Robert Pondiscio writes for the American Enterprise Institute about the latest victories for parental school choice.
Iowa became the third U.S. state to adopt “education savings accounts” that will enable all families to use state funds—an average of about $7500 a year—to pay for private school tuition or other forms of education spending. The state follows Arizona and West Virginia in making such programs universal, or eligible to all families, not just students with special needs as in the case in several states.
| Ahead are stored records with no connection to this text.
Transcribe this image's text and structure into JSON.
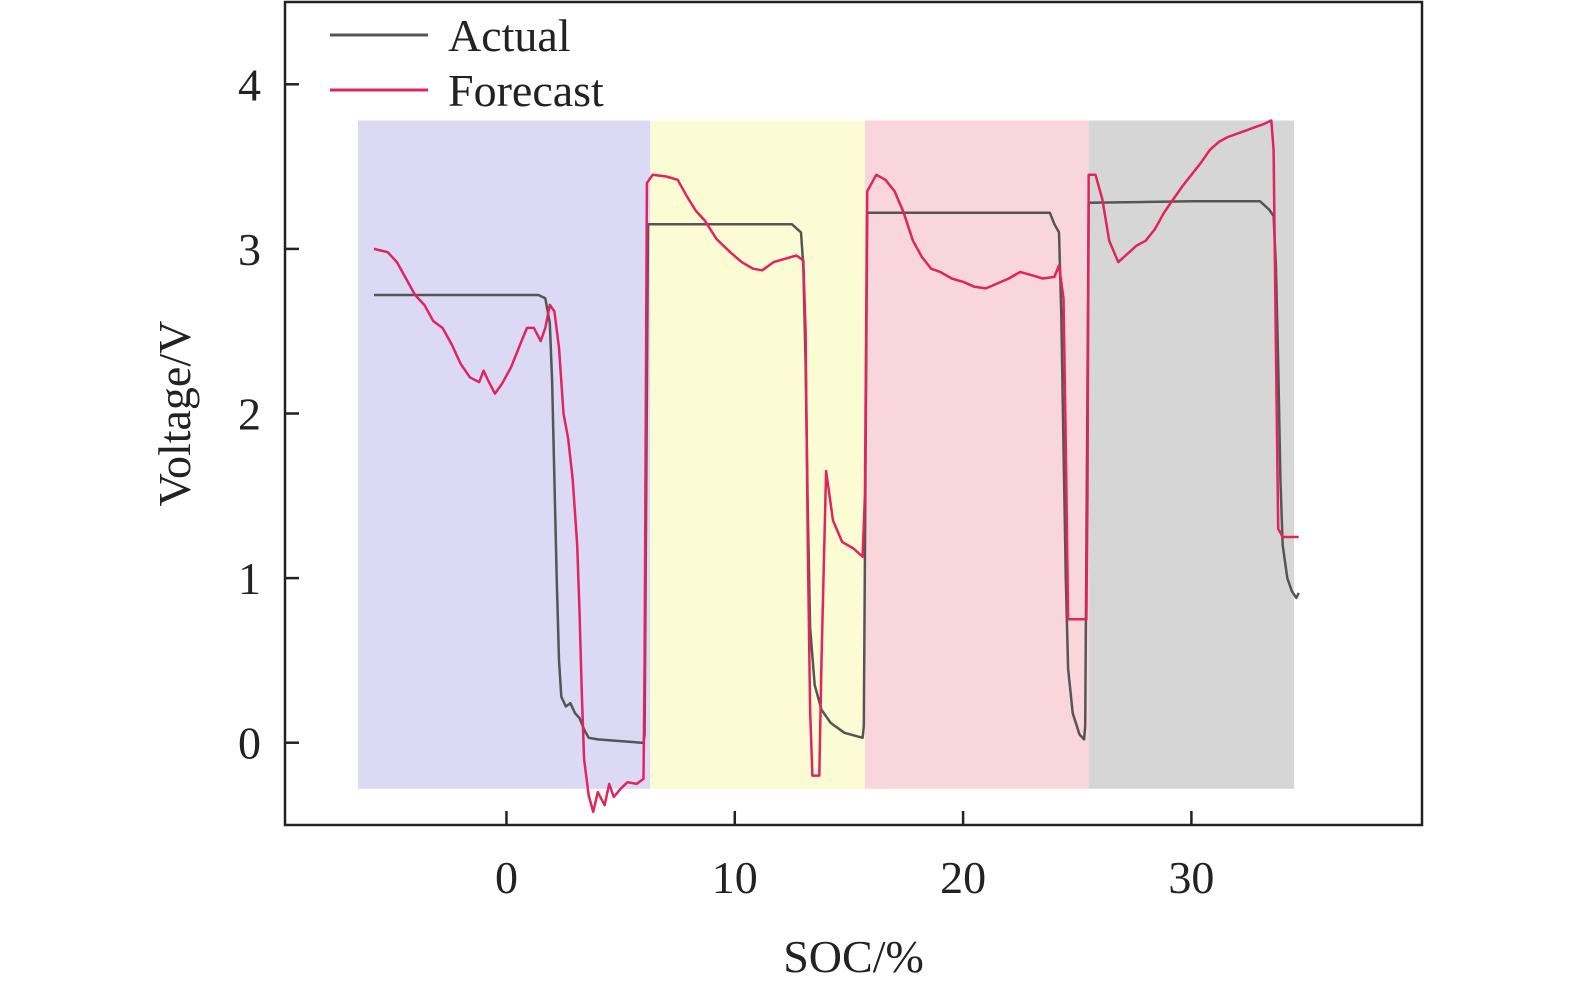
{
  "chart_data": {
    "type": "line",
    "title": "",
    "xlabel": "SOC/%",
    "ylabel": "Voltage/V",
    "xlim": [
      -9.7,
      40.1
    ],
    "ylim": [
      -0.5,
      4.5
    ],
    "xticks": [
      0,
      10,
      20,
      30
    ],
    "yticks": [
      0,
      1,
      2,
      3,
      4
    ],
    "grid": false,
    "legend_position": "top-left",
    "regions": [
      {
        "x0": -6.5,
        "x1": 6.3,
        "y0": -0.28,
        "y1": 3.78,
        "color": "#dcd9f5"
      },
      {
        "x0": 6.3,
        "x1": 15.7,
        "y0": -0.28,
        "y1": 3.78,
        "color": "#fbfbd4"
      },
      {
        "x0": 15.7,
        "x1": 25.5,
        "y0": -0.28,
        "y1": 3.78,
        "color": "#f9d5dc"
      },
      {
        "x0": 25.5,
        "x1": 34.5,
        "y0": -0.28,
        "y1": 3.78,
        "color": "#d6d6d6"
      }
    ],
    "series": [
      {
        "name": "Actual",
        "color": "#555555",
        "points": [
          [
            -5.8,
            2.72
          ],
          [
            1.4,
            2.72
          ],
          [
            1.7,
            2.7
          ],
          [
            1.9,
            2.55
          ],
          [
            2.0,
            2.2
          ],
          [
            2.1,
            1.6
          ],
          [
            2.2,
            1.0
          ],
          [
            2.3,
            0.5
          ],
          [
            2.4,
            0.28
          ],
          [
            2.6,
            0.22
          ],
          [
            2.8,
            0.24
          ],
          [
            3.0,
            0.18
          ],
          [
            3.2,
            0.15
          ],
          [
            3.4,
            0.08
          ],
          [
            3.6,
            0.03
          ],
          [
            4.0,
            0.02
          ],
          [
            5.0,
            0.01
          ],
          [
            5.9,
            0.0
          ],
          [
            6.0,
            0.0
          ],
          [
            6.05,
            0.05
          ],
          [
            6.2,
            3.15
          ],
          [
            7.5,
            3.15
          ],
          [
            12.5,
            3.15
          ],
          [
            12.9,
            3.1
          ],
          [
            13.0,
            2.9
          ],
          [
            13.1,
            2.3
          ],
          [
            13.2,
            1.4
          ],
          [
            13.3,
            0.7
          ],
          [
            13.5,
            0.35
          ],
          [
            13.8,
            0.2
          ],
          [
            14.2,
            0.12
          ],
          [
            14.8,
            0.06
          ],
          [
            15.6,
            0.03
          ],
          [
            15.65,
            0.1
          ],
          [
            15.8,
            3.22
          ],
          [
            18.0,
            3.22
          ],
          [
            23.8,
            3.22
          ],
          [
            24.0,
            3.15
          ],
          [
            24.2,
            3.1
          ],
          [
            24.3,
            2.6
          ],
          [
            24.4,
            1.8
          ],
          [
            24.5,
            1.0
          ],
          [
            24.6,
            0.45
          ],
          [
            24.8,
            0.18
          ],
          [
            25.1,
            0.05
          ],
          [
            25.3,
            0.02
          ],
          [
            25.35,
            0.1
          ],
          [
            25.5,
            3.28
          ],
          [
            30.0,
            3.29
          ],
          [
            33.0,
            3.29
          ],
          [
            33.4,
            3.24
          ],
          [
            33.6,
            3.2
          ],
          [
            33.7,
            2.9
          ],
          [
            33.8,
            2.3
          ],
          [
            33.9,
            1.6
          ],
          [
            34.0,
            1.2
          ],
          [
            34.2,
            1.0
          ],
          [
            34.4,
            0.92
          ],
          [
            34.6,
            0.88
          ],
          [
            34.7,
            0.91
          ]
        ]
      },
      {
        "name": "Forecast",
        "color": "#e0245e",
        "points": [
          [
            -5.8,
            3.0
          ],
          [
            -5.2,
            2.98
          ],
          [
            -4.8,
            2.92
          ],
          [
            -4.4,
            2.82
          ],
          [
            -4.0,
            2.72
          ],
          [
            -3.6,
            2.66
          ],
          [
            -3.2,
            2.56
          ],
          [
            -2.8,
            2.52
          ],
          [
            -2.4,
            2.42
          ],
          [
            -2.0,
            2.3
          ],
          [
            -1.6,
            2.22
          ],
          [
            -1.2,
            2.19
          ],
          [
            -1.0,
            2.26
          ],
          [
            -0.8,
            2.2
          ],
          [
            -0.5,
            2.12
          ],
          [
            -0.2,
            2.18
          ],
          [
            0.2,
            2.28
          ],
          [
            0.6,
            2.42
          ],
          [
            0.9,
            2.52
          ],
          [
            1.2,
            2.52
          ],
          [
            1.5,
            2.44
          ],
          [
            1.7,
            2.52
          ],
          [
            1.9,
            2.66
          ],
          [
            2.1,
            2.62
          ],
          [
            2.3,
            2.4
          ],
          [
            2.5,
            2.0
          ],
          [
            2.7,
            1.85
          ],
          [
            2.9,
            1.6
          ],
          [
            3.1,
            1.2
          ],
          [
            3.2,
            0.8
          ],
          [
            3.3,
            0.3
          ],
          [
            3.4,
            -0.1
          ],
          [
            3.6,
            -0.32
          ],
          [
            3.8,
            -0.42
          ],
          [
            4.0,
            -0.3
          ],
          [
            4.3,
            -0.38
          ],
          [
            4.5,
            -0.25
          ],
          [
            4.7,
            -0.33
          ],
          [
            5.0,
            -0.28
          ],
          [
            5.3,
            -0.24
          ],
          [
            5.7,
            -0.25
          ],
          [
            6.0,
            -0.22
          ],
          [
            6.05,
            0.5
          ],
          [
            6.15,
            3.4
          ],
          [
            6.4,
            3.45
          ],
          [
            7.0,
            3.44
          ],
          [
            7.5,
            3.42
          ],
          [
            7.9,
            3.32
          ],
          [
            8.3,
            3.23
          ],
          [
            8.7,
            3.17
          ],
          [
            9.2,
            3.06
          ],
          [
            9.8,
            2.98
          ],
          [
            10.3,
            2.92
          ],
          [
            10.8,
            2.88
          ],
          [
            11.2,
            2.87
          ],
          [
            11.7,
            2.92
          ],
          [
            12.2,
            2.94
          ],
          [
            12.7,
            2.96
          ],
          [
            13.0,
            2.93
          ],
          [
            13.1,
            2.5
          ],
          [
            13.2,
            1.2
          ],
          [
            13.3,
            0.2
          ],
          [
            13.4,
            -0.2
          ],
          [
            13.7,
            -0.2
          ],
          [
            13.8,
            0.5
          ],
          [
            14.0,
            1.65
          ],
          [
            14.3,
            1.35
          ],
          [
            14.7,
            1.22
          ],
          [
            15.2,
            1.18
          ],
          [
            15.6,
            1.13
          ],
          [
            15.7,
            1.5
          ],
          [
            15.8,
            3.35
          ],
          [
            16.2,
            3.45
          ],
          [
            16.6,
            3.42
          ],
          [
            17.0,
            3.35
          ],
          [
            17.4,
            3.22
          ],
          [
            17.8,
            3.05
          ],
          [
            18.2,
            2.95
          ],
          [
            18.6,
            2.88
          ],
          [
            19.0,
            2.86
          ],
          [
            19.5,
            2.82
          ],
          [
            20.0,
            2.8
          ],
          [
            20.5,
            2.77
          ],
          [
            21.0,
            2.76
          ],
          [
            21.5,
            2.79
          ],
          [
            22.0,
            2.82
          ],
          [
            22.5,
            2.86
          ],
          [
            23.0,
            2.84
          ],
          [
            23.5,
            2.82
          ],
          [
            24.0,
            2.83
          ],
          [
            24.2,
            2.9
          ],
          [
            24.4,
            2.7
          ],
          [
            24.5,
            1.8
          ],
          [
            24.6,
            0.75
          ],
          [
            25.4,
            0.75
          ],
          [
            25.45,
            1.5
          ],
          [
            25.5,
            3.45
          ],
          [
            25.8,
            3.45
          ],
          [
            26.1,
            3.3
          ],
          [
            26.4,
            3.05
          ],
          [
            26.8,
            2.92
          ],
          [
            27.2,
            2.97
          ],
          [
            27.6,
            3.02
          ],
          [
            28.0,
            3.05
          ],
          [
            28.4,
            3.12
          ],
          [
            28.8,
            3.22
          ],
          [
            29.2,
            3.3
          ],
          [
            29.6,
            3.38
          ],
          [
            30.0,
            3.45
          ],
          [
            30.4,
            3.52
          ],
          [
            30.8,
            3.6
          ],
          [
            31.2,
            3.65
          ],
          [
            31.6,
            3.68
          ],
          [
            32.0,
            3.7
          ],
          [
            32.4,
            3.72
          ],
          [
            32.8,
            3.74
          ],
          [
            33.2,
            3.76
          ],
          [
            33.5,
            3.78
          ],
          [
            33.6,
            3.6
          ],
          [
            33.7,
            2.4
          ],
          [
            33.8,
            1.3
          ],
          [
            34.0,
            1.25
          ],
          [
            34.7,
            1.25
          ]
        ]
      }
    ]
  }
}
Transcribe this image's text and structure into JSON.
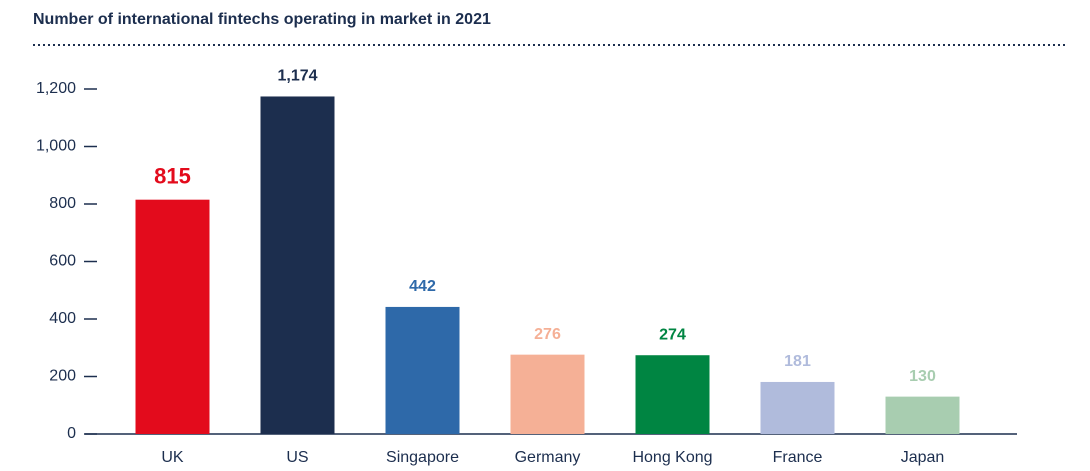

Proponents like to paint a picture of education savings accounts as a means of personalizing education, reflecting each child’s unique interests and needs, and empowering parents to choose from a full menu of options. As one high-profile advocacy group describes ESAs, “a child can attend private school and receive speech therapy on the side. Another child can learn math and science online, English and history at home, see a tutor twice a week and save leftover money for future education expenses.” In this vision, parents are in firm control of public education spending and can use ESAs “to create a personal approach to education, where the ultimate goal is maximizing natural learning abilities.”
It’s an appealing prospect, but as a practical matter only a subset of engaged and motivated parents are likely to have the bandwidth to cobble together an effective and coherent education from disparate service providers. This fuels the common complaint of ESA and voucher critics that such programs only benefit wealthy families while harming public schools.
Common sense suggests that low-income and working-class Americans are far more reliant on actual schools—ideally a safe, effective, and well-run school within a reasonable distance of where they live.
This makes all the more intriguing the news out of Arizona: … Great Hearts Academies, a well-regarded charter school operator that runs 42 schools in Arizona and Texas has been quietly seeking partners among religious congregations in the Phoenix area. They plan to launch a new network of private Christian classical schools the first of which will open in August.